Le manifestazioni pacifiche iniziano giovedì 19. Nel corso dei quattro giorni i manifestanti coinvolti, provenienti da moltissimi paesi, saranno circa trecentomila. Nell’ordine di (forse) qualche centinaio quantificati (ma non identificati o puniti, prevenuti e isolati malgrado le segnalazioni e gli allarmi) i violenti che effettivamente mettono la città  a ferro e fuoco nonostante eccezionali misure di sicurezza. Il venerdì pomeriggio viene ucciso in piazza Alimonda, dal carabiniere Placanica, il manifestante Carlo Giuliani. Ma verrà  giudicata legittima difesa. Numerose manifestazioni hanno luogo l’indomani sabato 21. Dopo le 23 circa 350 poliziotti soprattutto del reparto mobile di Roma fanno irruzione negli edifici del complesso scolastico Diaz-Pascoli di via Battisti. Rispettivamente adibiti, con tutti i permessi, uno a dormitorio e l’altro a sede del media center e dell’assistenza legale dell’organismo promotore, Il Genoa Social Forum. Luogo di un via vai misto di operatori a vario titolo (giornalisti, avvocati) e di ogni tipo di manifestanti in cerca di riparo per la notte. Un centinaio quando arriva la polizia. La “perquisizione” si risolve in un massacro, seguito da arresti e detenzione illegale. La caserma di Bolzaneto, dove i fermati vengono tradotti, è sede di abusi ancora peggiori. Non solo esponenti delle forze dell’ordine (in particolare guardie penitenziarie) ma anche addetti all’infermeria infieriscono con violenze fisiche e umiliazioni in particolare sulle donne. Amnesty International definirà  i fatti come “la più grave sospensione dei diritti democratici in un paese occidentale dopo la seconda guerra mondiale”.

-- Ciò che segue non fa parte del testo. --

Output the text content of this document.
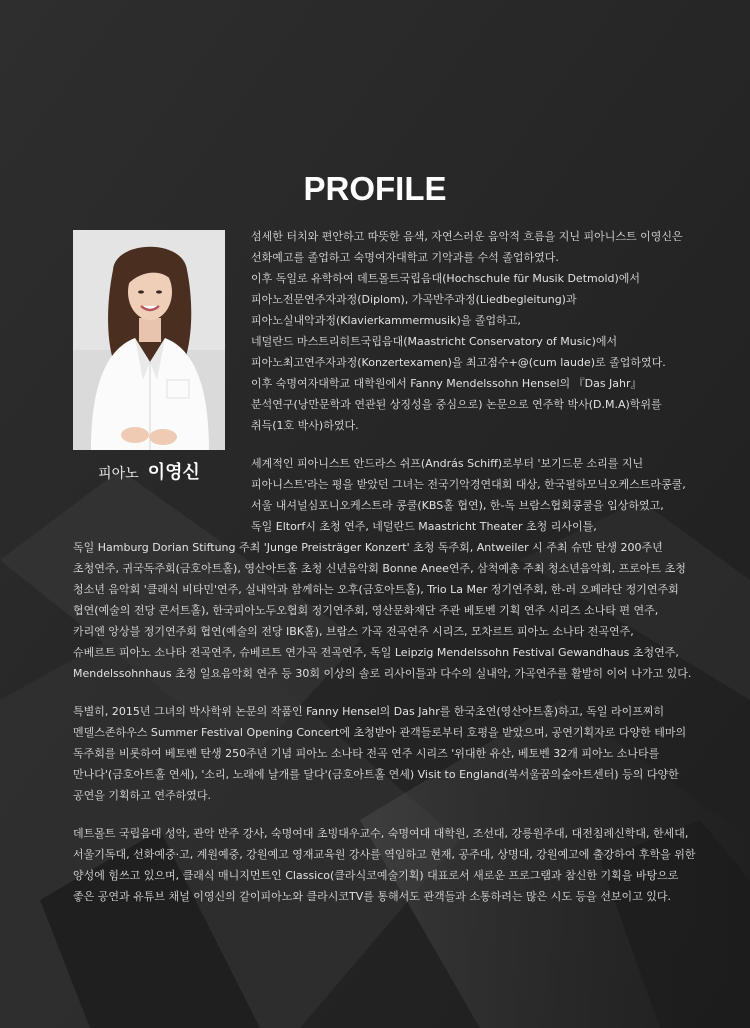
PROFILE
피아노 이영신
섬세한 터치와 편안하고 따뜻한 음색, 자연스러운 음악적 흐름을 지닌 피아니스트 이영신은
선화예고를 졸업하고 숙명여자대학교 기악과를 수석 졸업하였다.
이후 독일로 유학하여 데트몰트국립음대(Hochschule für Musik Detmold)에서
피아노전문연주자과정(Diplom), 가곡반주과정(Liedbegleitung)과
피아노실내악과정(Klavierkammermusik)을 졸업하고,
네덜란드 마스트리히트국립음대(Maastricht Conservatory of Music)에서
피아노최고연주자과정(Konzertexamen)을 최고점수+@(cum laude)로 졸업하였다.
이후 숙명여자대학교 대학원에서 Fanny Mendelssohn Hensel의 『Das Jahr』
분석연구(낭만문학과 연관된 상징성을 중심으로) 논문으로 연주학 박사(D.M.A)학위를
취득(1호 박사)하였다.
세계적인 피아니스트 안드라스 쉬프(András Schiff)로부터 '보기드문 소리를 지닌
피아니스트'라는 평을 받았던 그녀는 전국기악경연대회 대상, 한국필하모닉오케스트라콩쿨,
서울 내셔널심포니오케스트라 콩쿨(KBS홀 협연), 한-독 브람스협회콩쿨을 입상하였고,
독일 Eltorf시 초청 연주, 네덜란드 Maastricht Theater 초청 리사이틀,
독일 Hamburg Dorian Stiftung 주최 'Junge Preisträger Konzert' 초청 독주회, Antweiler 시 주최 슈만 탄생 200주년
초청연주, 귀국독주회(금호아트홀), 영산아트홀 초청 신년음악회 Bonne Anee연주, 삼척예총 주최 청소년음악회, 프로아트 초청
청소년 음악회 '클래식 비타민'연주, 실내악과 함께하는 오후(금호아트홀), Trio La Mer 정기연주회, 한-러 오페라단 정기연주회
협연(예술의 전당 콘서트홀), 한국피아노두오협회 정기연주회, 영산문화재단 주관 베토벤 기획 연주 시리즈 소나타 편 연주,
카리엔 앙상블 정기연주회 협연(예술의 전당 IBK홀), 브람스 가곡 전곡연주 시리즈, 모차르트 피아노 소나타 전곡연주,
슈베르트 피아노 소나타 전곡연주, 슈베르트 연가곡 전곡연주, 독일 Leipzig Mendelssohn Festival Gewandhaus 초청연주,
Mendelssohnhaus 초청 일요음악회 연주 등 30회 이상의 솔로 리사이틀과 다수의 실내악, 가곡연주를 활발히 이어 나가고 있다.
특별히, 2015년 그녀의 박사학위 논문의 작품인 Fanny Hensel의 Das Jahr를 한국초연(영산아트홀)하고, 독일 라이프찌히
멘델스존하우스 Summer Festival Opening Concert에 초청받아 관객들로부터 호평을 받았으며, 공연기획자로 다양한 테마의
독주회를 비롯하여 베토벤 탄생 250주년 기념 피아노 소나타 전곡 연주 시리즈 '위대한 유산, 베토벤 32개 피아노 소나타를
만나다'(금호아트홀 연세), '소리, 노래에 날개를 달다'(금호아트홀 연세) Visit to England(북서울꿈의숲아트센터) 등의 다양한
공연을 기획하고 연주하였다.
데트몰트 국립음대 성악, 관악 반주 강사, 숙명여대 초빙대우교수, 숙명여대 대학원, 조선대, 강릉원주대, 대전침례신학대, 한세대,
서울기독대, 선화예중·고, 계원예중, 강원예고 영재교육원 강사를 역임하고 현재, 공주대, 상명대, 강원예고에 출강하여 후학을 위한
양성에 힘쓰고 있으며, 클래식 매니지먼트인 Classico(클라식코예술기획) 대표로서 새로운 프로그램과 참신한 기획을 바탕으로
좋은 공연과 유튜브 채널 이영신의 같이피아노와 클라시코TV를 통해서도 관객들과 소통하려는 많은 시도 등을 선보이고 있다.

Il film, che non ha un andamento lineare e didascalico, ha inteso comunicare soprattutto “il senso di spaesamento” (parole del regista), di confusione, di trappola inspiegabile e senza vie di uscita vissuto dalla massa dei partecipanti a quelle giornate. Lo fa (fondandosi su atti processuali, sentenze e sulla grande massa di testimonianze disponibili) seguendo i movimenti di una decina di persone. Giovani militanti in schiacciante maggioranza non violenti o organizzatori, ma anche un pensionato accorso a Genova sotto la bandiera sindacale e capitato per caso alla Diaz in cerca di un ricovero, e un cronista (Elio Germano) venuto da Bologna per esclusivo interesse professionale. Tutti nel tritacarne del pestaggio. Quello che le autorità  cercano di giustificare esibendo le false prove del ritrovamento di armi. Un elemento visivo ricorrente guida il percorso: l’immagine rallentata di una bottiglia che vola e, innocua, si schianta a terra. Testimonianza di un’aggressività  diffusa, ma soprattutto richiamo ai pretesti accampati dalle forze dell’ordine per giustificare l’ingiustificabile. 

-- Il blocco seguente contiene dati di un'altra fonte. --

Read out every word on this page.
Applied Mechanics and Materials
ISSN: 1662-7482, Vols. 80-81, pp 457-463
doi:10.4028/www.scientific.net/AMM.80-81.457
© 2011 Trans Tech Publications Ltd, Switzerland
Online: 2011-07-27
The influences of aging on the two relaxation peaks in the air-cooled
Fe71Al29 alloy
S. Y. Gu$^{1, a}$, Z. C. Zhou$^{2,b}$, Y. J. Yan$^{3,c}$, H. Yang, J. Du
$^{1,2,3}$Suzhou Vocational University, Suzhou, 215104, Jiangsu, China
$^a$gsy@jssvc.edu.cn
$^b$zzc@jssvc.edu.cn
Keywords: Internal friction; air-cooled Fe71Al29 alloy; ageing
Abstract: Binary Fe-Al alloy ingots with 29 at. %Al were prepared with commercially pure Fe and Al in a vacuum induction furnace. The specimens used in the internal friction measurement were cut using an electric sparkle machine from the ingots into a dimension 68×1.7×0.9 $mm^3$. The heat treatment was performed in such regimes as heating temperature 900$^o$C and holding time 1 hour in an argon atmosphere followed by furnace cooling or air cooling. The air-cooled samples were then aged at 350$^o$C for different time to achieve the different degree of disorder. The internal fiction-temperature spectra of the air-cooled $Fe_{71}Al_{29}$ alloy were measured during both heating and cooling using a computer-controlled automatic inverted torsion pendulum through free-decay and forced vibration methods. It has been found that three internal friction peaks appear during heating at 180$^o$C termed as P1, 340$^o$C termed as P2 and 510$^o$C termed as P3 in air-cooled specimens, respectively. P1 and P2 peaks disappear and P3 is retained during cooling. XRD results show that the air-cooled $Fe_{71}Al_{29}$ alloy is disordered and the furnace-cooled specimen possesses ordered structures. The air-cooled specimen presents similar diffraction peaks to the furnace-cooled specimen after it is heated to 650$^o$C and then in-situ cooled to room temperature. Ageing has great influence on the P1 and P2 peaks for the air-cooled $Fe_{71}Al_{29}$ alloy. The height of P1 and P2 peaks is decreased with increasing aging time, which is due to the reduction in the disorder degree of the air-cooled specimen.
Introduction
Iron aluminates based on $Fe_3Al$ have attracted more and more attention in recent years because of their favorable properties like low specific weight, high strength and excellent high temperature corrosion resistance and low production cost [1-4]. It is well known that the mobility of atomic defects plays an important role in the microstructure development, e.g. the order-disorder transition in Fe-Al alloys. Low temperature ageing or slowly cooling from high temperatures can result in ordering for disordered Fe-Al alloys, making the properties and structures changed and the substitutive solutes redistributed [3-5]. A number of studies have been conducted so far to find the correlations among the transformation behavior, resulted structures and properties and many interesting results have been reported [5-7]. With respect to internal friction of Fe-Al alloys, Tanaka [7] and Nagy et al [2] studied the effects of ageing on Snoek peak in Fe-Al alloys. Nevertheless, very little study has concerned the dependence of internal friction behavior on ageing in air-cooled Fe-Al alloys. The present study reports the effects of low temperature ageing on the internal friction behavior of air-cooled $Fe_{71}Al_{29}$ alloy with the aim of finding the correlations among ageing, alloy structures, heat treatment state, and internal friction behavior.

Il film ha una propria angolazione dalla quale si potrà  lamentare la mancanza di una chiave più documentaristica, ma non c’è dubbio che si risolva in un pesantissimo atto d’accusa che amplifica il tanto che in un decennio è stato scritto sui giornali e detto nelle aule di tribunale. 
Il primo agosto 2001 scriveva su Repubblica Giuseppe D’Avanzo: “A Genova si è consumato uno strappo. Quelle scene di pestaggio su uomini e donne inermi hanno cancellato con un colpo di spugna la consapevolezza che tra i manifestanti c’erano gruppi di violenti, che quei violenti hanno aggredito la polizia, che la polizia si è difesa. Perché non è difendersi aggredire anziani, disabili, in alcuni casi padri con bambini al collo”.